Posted by jobseeker Krish Chandna | Approved
Answers (1)

Managerial remuneration under Indian corporate law is regulated primarily by the **Companies Act, 2013**, along with the rules and schedules prescribed under it. The law sets limits on the amount of remuneration that can be paid to **directors, managing directors, whole-time directors, and managers** of a company, especially in public companies, to ensure fairness, transparency, and protection of shareholder interests.

The key provisions are laid out in **Section 197** of the Act, and **Schedule V** provides detailed guidelines for companies that have inadequate or no profits.

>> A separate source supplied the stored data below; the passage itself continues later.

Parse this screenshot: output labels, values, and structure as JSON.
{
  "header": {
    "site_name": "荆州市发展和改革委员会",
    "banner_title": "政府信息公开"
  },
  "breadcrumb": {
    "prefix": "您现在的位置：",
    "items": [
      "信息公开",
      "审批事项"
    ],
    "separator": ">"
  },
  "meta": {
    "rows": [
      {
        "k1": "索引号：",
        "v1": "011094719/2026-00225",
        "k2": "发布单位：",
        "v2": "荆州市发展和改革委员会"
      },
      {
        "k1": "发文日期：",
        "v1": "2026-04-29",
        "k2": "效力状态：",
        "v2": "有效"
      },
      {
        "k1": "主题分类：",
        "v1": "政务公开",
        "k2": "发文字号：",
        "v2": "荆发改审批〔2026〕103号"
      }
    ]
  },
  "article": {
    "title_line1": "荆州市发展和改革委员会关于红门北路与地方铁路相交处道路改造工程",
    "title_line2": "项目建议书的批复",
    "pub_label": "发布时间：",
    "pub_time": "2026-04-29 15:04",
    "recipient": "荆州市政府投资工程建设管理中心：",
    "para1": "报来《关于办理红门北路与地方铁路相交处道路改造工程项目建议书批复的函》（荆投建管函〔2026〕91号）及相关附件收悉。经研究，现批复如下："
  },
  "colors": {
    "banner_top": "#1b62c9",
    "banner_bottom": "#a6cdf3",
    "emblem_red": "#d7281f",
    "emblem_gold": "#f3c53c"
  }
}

In a financial year, the **total managerial remuneration** payable by a public company to its directors, including managing director and whole-time director, and its manager, **shall not exceed 11%** of the **net profits** of the company, calculated as per Section 198 of the Act. However, this limit can be exceeded with the approval of shareholders through a **special resolution** and subject to compliance with Schedule V.

There are further caps within this overall limit:

* **Managing director or whole-time director or manager**: remuneration shall not exceed **5%** of the net profits, if there is only one such person.
* If there is more than one such director or manager, the remuneration shall not exceed **10%** of net profits to all such persons combined.
* **Non-executive directors**, including independent directors, may be paid remuneration not exceeding **1%** of net profits if there is a managing or whole-time director, or **3%** if there is none.

In case a company has **no profits or inadequate profits**, remuneration can be paid in accordance with **Schedule V**, which specifies the maximum limits based on the company’s effective capital. If a company wishes to pay beyond these limits, it must obtain **Central Government approval**.

All payments must be approved by the **board of directors**, and in most cases, also by the **shareholders** in a general meeting. Detailed **disclosure requirements** regarding managerial remuneration are also enforced in the annual financial statements and board reports.

These regulations aim to prevent excessive payouts, ensure accountability, and align the interests of management with the long-term goals of the company and its stakeholders.